Java – Recursion to find the 2 smallest nums in array

So I have this problem of finding the 2 smallest numbers in array but I have to use recursion (the recursion part is a part of this exercise). I start thinking how to do it and ‘the plan’ that I trying to do is like this, first of all find the smallest in the array, then mark where I found it and then to split the array in to 2 groups and search in this 2 group an eventuality take the minimum from them..

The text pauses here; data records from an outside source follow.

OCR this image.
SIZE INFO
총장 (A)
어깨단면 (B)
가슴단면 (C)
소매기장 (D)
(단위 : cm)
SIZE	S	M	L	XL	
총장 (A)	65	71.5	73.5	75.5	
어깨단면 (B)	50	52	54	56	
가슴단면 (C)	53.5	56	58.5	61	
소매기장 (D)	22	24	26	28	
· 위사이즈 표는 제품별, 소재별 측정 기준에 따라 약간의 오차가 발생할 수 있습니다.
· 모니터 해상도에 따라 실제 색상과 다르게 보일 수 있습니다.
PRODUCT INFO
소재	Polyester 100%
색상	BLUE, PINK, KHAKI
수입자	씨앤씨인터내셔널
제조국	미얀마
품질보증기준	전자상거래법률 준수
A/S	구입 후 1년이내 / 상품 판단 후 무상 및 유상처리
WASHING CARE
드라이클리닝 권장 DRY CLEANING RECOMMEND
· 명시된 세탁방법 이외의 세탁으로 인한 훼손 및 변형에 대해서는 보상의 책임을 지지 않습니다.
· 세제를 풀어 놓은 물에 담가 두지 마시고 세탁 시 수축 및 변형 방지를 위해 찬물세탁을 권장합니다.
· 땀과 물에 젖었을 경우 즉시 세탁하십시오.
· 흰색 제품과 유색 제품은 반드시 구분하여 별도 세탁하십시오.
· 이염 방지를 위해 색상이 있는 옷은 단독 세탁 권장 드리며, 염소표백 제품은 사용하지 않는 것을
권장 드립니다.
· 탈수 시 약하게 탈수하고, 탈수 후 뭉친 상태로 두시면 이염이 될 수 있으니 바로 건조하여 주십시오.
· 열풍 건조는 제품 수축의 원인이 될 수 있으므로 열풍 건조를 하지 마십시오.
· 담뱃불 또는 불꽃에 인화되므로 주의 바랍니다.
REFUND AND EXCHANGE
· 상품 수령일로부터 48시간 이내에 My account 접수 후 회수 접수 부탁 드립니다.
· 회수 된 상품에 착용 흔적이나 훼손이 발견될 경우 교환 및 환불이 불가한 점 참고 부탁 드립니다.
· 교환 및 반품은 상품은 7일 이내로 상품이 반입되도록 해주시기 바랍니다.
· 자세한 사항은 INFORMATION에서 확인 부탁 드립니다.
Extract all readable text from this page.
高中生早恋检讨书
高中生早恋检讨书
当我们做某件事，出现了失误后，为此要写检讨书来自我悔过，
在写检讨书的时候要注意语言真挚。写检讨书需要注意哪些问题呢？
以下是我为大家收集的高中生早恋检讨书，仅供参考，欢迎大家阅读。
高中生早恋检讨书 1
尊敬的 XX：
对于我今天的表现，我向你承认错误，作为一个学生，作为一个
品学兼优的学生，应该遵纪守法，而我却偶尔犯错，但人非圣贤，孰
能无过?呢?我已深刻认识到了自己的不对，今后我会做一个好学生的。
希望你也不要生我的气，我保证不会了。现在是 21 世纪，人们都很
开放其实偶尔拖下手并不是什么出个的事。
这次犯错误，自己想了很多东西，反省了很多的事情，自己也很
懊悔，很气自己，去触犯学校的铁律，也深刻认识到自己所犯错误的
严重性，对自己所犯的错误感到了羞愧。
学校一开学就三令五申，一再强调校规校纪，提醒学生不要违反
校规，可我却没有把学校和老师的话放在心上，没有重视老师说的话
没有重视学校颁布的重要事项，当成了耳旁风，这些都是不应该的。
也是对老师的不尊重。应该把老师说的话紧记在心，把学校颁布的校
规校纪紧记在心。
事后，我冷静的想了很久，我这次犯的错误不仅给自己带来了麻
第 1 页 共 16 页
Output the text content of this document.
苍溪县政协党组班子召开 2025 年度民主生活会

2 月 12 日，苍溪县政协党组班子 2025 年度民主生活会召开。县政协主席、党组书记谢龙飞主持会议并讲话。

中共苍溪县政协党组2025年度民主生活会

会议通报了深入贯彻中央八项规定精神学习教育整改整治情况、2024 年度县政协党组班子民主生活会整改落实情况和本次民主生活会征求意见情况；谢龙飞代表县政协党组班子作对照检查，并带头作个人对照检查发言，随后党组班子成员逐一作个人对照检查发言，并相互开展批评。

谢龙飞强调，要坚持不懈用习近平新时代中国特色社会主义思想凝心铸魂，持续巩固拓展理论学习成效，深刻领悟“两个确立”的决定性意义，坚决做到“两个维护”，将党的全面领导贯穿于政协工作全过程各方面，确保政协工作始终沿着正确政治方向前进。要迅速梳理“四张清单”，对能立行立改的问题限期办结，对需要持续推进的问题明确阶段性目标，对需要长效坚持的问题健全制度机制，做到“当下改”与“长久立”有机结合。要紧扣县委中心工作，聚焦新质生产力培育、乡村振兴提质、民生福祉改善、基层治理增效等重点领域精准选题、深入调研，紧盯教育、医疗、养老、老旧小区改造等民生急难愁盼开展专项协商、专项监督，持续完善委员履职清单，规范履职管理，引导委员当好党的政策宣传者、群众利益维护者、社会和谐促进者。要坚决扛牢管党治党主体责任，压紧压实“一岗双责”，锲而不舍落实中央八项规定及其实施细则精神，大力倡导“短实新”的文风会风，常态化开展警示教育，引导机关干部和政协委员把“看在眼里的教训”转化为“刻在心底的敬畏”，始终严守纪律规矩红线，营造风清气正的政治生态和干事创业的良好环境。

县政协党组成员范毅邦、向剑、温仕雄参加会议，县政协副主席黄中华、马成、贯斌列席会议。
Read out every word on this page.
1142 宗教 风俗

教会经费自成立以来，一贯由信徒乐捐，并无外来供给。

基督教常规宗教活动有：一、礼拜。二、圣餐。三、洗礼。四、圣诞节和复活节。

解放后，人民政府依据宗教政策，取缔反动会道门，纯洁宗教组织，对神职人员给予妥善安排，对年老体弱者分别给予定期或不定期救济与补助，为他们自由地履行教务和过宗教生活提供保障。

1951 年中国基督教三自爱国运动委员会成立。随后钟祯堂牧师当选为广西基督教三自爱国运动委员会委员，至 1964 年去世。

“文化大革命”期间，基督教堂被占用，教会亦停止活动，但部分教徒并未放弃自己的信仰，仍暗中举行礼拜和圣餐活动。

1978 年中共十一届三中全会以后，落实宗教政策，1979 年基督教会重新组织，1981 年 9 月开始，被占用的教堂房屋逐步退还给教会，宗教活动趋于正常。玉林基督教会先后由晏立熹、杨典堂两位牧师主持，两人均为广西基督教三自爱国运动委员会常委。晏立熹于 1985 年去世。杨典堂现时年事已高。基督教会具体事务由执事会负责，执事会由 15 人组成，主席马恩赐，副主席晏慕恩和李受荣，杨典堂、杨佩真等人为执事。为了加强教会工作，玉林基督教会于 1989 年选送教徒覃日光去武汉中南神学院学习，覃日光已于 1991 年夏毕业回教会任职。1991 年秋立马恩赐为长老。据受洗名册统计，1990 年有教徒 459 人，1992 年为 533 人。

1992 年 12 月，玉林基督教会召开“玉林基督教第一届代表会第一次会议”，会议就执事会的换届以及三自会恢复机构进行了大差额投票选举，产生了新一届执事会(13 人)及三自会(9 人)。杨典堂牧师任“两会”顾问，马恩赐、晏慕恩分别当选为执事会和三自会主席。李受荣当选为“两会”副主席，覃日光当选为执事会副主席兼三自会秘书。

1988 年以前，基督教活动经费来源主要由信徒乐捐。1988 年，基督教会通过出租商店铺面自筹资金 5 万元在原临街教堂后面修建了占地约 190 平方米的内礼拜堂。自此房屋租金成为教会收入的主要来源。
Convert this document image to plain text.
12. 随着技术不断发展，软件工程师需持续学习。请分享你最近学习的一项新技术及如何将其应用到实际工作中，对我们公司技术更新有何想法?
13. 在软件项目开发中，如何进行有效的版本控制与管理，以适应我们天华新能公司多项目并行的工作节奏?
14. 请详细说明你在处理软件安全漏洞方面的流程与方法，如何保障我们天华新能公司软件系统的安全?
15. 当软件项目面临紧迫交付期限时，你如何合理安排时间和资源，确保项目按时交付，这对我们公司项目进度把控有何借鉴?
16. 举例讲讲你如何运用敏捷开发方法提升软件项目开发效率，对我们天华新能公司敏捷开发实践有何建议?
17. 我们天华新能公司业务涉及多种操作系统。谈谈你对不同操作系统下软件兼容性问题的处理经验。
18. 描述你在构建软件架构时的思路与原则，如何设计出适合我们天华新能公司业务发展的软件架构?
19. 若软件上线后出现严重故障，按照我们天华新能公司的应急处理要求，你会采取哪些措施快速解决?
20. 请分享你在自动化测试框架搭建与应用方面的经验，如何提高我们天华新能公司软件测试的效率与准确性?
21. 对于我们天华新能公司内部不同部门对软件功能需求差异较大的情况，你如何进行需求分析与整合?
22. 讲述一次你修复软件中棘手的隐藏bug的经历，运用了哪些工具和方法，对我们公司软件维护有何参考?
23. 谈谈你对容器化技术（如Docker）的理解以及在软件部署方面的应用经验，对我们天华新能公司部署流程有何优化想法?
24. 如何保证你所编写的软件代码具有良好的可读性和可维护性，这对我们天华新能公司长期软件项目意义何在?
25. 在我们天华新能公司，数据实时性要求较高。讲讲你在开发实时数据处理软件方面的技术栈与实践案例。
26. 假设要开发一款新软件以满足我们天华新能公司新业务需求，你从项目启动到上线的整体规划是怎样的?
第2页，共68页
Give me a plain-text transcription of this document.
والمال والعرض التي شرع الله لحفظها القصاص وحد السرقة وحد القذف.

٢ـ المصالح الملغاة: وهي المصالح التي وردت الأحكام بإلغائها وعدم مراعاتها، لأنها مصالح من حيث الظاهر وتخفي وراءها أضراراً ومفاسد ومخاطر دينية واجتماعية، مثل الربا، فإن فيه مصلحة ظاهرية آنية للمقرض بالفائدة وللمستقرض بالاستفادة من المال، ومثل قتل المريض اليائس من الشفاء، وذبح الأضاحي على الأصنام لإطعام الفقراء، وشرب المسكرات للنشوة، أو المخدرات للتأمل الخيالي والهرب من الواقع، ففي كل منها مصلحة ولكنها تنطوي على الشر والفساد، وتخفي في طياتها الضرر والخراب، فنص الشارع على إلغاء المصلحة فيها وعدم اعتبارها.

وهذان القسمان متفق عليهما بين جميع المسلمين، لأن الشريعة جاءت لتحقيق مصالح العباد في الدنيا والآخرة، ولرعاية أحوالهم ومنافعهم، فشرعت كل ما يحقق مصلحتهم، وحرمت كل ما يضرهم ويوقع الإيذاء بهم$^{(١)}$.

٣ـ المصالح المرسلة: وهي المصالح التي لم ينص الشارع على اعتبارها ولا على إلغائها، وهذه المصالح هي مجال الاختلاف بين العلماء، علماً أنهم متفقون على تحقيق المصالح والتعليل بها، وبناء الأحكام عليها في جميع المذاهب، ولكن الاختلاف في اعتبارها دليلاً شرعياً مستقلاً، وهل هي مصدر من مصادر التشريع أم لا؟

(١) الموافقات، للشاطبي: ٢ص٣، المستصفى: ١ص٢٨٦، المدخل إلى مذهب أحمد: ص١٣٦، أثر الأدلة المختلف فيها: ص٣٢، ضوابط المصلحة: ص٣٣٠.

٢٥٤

this is the code that I got this far:

public static int MinRecu2(int[] a) {
    if (a.length == 1)
        return a[0];
    int min = a[0];
    int min2;
    int mark = 0;

    // Find first min
    for (int i = 1; i < a.length; i++) {
        if (a[i] < min) {
            min = a[i];
            mark = i;
        }
    }

    int [] help1= new int [mark+1];
    int [] help2= new int [a.length-mark];
    help1=Arrays.copyOfRange(a, 0, mark);
    help2=Arrays.copyOfRange(a, mark+1, a.length-1);

    // Find second min
    min2 = Math.min(MinRecu2(help1), MinRecu2(help2));

    return min;
}

I know the code not working and that the ‘recursion’ I was trying to do is bad, but that how I was trying to make my thinking to code

Answer

This is an approach to your question.

public static int[] twoSmallest(int[] arr, int s, int e) {
    int[] list;
    if (e - s <= 3) { // maybe 2 or 3
        list = new int[e - s];
        for (int i = s; i < e; i++)
            list[i - s] = arr[i];
    } else {
        int[] left = twoSmallest(arr, s, (s + e) / 2);
        int[] right = twoSmallest(arr, (s + e) / 2, e);
        list = new int[4];
        list[0] = left[0];
        list[1] = left[1];
        list[2] = right[0];
        list[3] = right[1];
    }
    Arrays.sort(list);
    return new int[] {list[0], list[1]};
}

This function means find two smallest numbers in arr in [s, e). You can call like this:

int[] result = twoSmallest(arr, 0, arr.length);